Results: The ability of machine learning methods to predict the time of the next HFSS snack was assessed. The quality of the prediction depended on the dataset, temporal resolution, and machine learning algorithm employed. In some cases, predictions were accurate to as low as 17 minutes on average. In general, machine learning methods outperformed the baseline models, but no machine learning method was clearly better than the others. Feed forward neural network showed a very marginal advantage.

Conclusions: The prediction of HFSS snacking using sparse data is possible with reasonable accuracy. Our findings offer a foundation for further exploring how machine learning methods can be used in health psychology and provide directions for further research.

查看原文本刊更多论文

仅使用先前零食实例的信息预测含有高水平饱和脂肪、盐或糖的零食的零食行为：基于调查和应用程序的研究。

背景：摄入大量饱和脂肪、盐或糖（HFSS）含量高的食物或饮料可能对健康有害。许多零食都属于这一类（HFSS零食）。然而，这些零食的美味意味着人们有时很难减少它们的摄入量。机器学习算法可以帮助预测HFSS零食可能发生的情况，以便及时部署适应性干预措施。然而，HFSS零食数据具有一定的特征，如稀疏性和不完备性，这使得零食预测成为机器学习方法的挑战。以前的尝试使用了几个潜在的预测变量，并取得了相当大的成功。然而，从几个维度收集信息需要几个潜在的繁重的用户问卷，因此，这种方法可能不太为公众所接受。目的：我们的目的是考虑标准(未经任何方式修改；（根据具体的学习问题进行定制）机器学习算法，基于以下可以以大多数自动化方式收集的最小数据来预测HFSS零食：一周中的一天，一天中的时间（分为时间箱）和位置（分为工作，家庭和其他）。方法：英国共有111名参与者被要求在28天内记录HFSS零食的发生情况和地点类别，这被认为是英国的数据集。数据收集是由一个特定目的的应用程序（零食跟踪器）促进的。此外，还使用了来自荷兰的类似数据集（荷兰数据集）。使用机器学习方法对两个数据集进行分析，包括随机森林回归器、极端梯度增强回归器、前馈神经网络和长短期记忆。我们还采用了2个基线统计模型进行预测。在所有情况下，预测问题都是当前一个零食到下一个零食的时间，评估指标是平均绝对误差。结果：评估了机器学习方法预测下一个HFSS零食时间的能力。预测的质量取决于数据集、时间分辨率和所采用的机器学习算法。在某些情况下，预测的准确率平均低至17分钟。一般来说，机器学习方法优于基线模型，但没有机器学习方法明显优于其他方法。前馈神经网络表现出非常微弱的优势。结论：利用稀疏数据预测HFSS零食是可行的，具有合理的精度。我们的发现为进一步探索机器学习方法在健康心理学中的应用提供了基础，并为进一步的研究提供了方向。

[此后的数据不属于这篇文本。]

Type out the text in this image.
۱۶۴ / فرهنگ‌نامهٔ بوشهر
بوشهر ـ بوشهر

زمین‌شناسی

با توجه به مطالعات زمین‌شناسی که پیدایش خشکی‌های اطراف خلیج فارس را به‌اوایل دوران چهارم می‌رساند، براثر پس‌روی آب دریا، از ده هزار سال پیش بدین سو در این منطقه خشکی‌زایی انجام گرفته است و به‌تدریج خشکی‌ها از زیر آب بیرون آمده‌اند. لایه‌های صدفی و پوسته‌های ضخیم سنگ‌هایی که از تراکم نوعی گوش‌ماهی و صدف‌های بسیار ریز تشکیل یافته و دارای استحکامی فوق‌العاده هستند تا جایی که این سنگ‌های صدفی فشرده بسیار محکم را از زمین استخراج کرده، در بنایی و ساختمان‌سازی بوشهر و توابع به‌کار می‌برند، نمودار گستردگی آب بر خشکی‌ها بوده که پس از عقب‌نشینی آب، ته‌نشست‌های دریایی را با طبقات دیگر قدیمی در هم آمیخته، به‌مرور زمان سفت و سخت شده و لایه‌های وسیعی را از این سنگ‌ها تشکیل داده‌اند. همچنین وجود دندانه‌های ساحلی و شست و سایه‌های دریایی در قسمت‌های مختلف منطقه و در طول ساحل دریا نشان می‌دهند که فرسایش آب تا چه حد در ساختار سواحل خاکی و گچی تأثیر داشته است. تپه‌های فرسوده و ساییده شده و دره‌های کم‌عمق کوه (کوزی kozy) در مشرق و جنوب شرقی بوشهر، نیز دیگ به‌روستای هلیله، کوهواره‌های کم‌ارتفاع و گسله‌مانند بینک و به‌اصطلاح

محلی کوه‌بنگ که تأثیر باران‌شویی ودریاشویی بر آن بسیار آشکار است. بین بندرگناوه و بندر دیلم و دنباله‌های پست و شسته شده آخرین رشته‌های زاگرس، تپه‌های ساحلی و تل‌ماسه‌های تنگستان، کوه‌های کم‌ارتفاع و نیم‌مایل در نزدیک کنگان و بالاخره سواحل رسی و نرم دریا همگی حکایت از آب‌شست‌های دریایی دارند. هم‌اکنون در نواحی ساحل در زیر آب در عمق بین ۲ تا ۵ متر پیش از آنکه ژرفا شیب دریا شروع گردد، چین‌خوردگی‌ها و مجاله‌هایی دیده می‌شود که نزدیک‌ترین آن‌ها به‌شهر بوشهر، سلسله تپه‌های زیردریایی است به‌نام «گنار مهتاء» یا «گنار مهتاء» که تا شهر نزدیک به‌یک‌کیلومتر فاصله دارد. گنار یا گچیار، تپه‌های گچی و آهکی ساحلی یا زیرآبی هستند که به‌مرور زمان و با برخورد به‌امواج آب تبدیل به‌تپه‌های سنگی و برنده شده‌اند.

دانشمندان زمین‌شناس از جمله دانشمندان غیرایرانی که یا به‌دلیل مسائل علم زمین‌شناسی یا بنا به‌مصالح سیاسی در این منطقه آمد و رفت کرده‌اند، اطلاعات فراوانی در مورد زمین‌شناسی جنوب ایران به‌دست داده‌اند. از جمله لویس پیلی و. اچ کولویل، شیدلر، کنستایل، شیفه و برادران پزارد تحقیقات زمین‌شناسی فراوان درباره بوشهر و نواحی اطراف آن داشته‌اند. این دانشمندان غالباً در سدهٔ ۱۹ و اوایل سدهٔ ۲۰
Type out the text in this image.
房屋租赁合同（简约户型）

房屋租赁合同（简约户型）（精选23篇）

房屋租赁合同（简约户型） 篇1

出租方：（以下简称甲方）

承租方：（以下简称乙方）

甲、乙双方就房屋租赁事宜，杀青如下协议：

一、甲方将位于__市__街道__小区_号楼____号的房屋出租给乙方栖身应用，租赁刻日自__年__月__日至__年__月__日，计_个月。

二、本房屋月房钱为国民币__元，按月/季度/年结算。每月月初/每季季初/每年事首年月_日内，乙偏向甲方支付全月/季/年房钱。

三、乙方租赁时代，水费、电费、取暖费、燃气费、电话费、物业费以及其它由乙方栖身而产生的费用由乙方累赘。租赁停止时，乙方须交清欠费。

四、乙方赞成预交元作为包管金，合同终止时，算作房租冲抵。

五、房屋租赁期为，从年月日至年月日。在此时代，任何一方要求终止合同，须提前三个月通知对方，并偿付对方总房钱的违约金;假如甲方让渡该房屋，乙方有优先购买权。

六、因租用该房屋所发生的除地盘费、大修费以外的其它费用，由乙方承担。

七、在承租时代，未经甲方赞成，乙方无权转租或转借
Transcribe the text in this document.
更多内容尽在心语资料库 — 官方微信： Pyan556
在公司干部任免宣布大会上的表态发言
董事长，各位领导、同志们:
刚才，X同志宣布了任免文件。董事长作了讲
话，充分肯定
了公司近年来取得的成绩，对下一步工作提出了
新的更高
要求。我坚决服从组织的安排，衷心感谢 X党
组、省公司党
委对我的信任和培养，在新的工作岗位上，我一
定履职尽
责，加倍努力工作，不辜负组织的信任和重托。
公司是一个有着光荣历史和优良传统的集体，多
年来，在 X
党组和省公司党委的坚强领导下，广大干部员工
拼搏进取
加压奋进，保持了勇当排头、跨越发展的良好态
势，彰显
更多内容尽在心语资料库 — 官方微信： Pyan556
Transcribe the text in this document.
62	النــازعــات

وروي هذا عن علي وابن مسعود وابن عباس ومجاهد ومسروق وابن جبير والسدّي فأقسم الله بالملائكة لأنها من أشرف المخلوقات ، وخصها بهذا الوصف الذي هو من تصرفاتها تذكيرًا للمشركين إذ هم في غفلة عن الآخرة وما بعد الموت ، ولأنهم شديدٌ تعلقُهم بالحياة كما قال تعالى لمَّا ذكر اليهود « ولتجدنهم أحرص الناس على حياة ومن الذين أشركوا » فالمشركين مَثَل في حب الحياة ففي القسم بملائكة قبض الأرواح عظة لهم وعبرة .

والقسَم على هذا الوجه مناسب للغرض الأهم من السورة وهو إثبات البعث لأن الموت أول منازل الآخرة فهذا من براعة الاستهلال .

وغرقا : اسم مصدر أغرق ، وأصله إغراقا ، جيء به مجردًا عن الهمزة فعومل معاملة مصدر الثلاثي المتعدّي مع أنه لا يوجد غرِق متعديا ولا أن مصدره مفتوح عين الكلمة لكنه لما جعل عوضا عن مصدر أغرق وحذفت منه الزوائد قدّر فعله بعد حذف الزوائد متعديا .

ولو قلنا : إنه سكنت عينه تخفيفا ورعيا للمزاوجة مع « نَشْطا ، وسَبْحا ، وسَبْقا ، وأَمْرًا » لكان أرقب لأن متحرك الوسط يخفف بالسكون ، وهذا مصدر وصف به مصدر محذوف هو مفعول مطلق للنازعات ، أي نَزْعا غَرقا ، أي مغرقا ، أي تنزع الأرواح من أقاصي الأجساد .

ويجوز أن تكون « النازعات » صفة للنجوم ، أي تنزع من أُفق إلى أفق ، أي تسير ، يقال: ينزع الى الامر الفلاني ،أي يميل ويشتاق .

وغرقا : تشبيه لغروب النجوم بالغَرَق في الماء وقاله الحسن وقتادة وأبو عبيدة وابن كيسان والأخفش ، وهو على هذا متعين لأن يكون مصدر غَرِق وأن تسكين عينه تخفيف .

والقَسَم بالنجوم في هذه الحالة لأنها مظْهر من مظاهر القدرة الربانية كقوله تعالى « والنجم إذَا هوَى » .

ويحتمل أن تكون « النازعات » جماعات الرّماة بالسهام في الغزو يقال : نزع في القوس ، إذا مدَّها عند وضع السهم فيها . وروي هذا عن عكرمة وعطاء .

本文章由计算机程序翻译，如有差异，请以英文原文为准。

求助全文

约1分钟内获得全文求助全文

来源期刊

JMIR Medical Informatics Medicine-Health Informatics

CiteScore

7.90

自引率

3.10%

发文量

173

审稿时长

12 weeks

期刊介绍： JMIR Medical Informatics (JMI, ISSN 2291-9694) is a top-rated, tier A journal which focuses on clinical informatics, big data in health and health care, decision support for health professionals, electronic health records, ehealth infrastructures and implementation. It has a focus on applied, translational research, with a broad readership including clinicians, CIOs, engineers, industry and health informatics professionals. Published by JMIR Publications, publisher of the Journal of Medical Internet Research (JMIR), the leading eHealth/mHealth journal (Impact Factor 2016: 5.175), JMIR Med Inform has a slightly different scope (emphasizing more on applications for clinicians and health professionals rather than consumers/citizens, which is the focus of JMIR), publishes even faster, and also allows papers which are more technical or more formative than what would be published in the Journal of Medical Internet Research.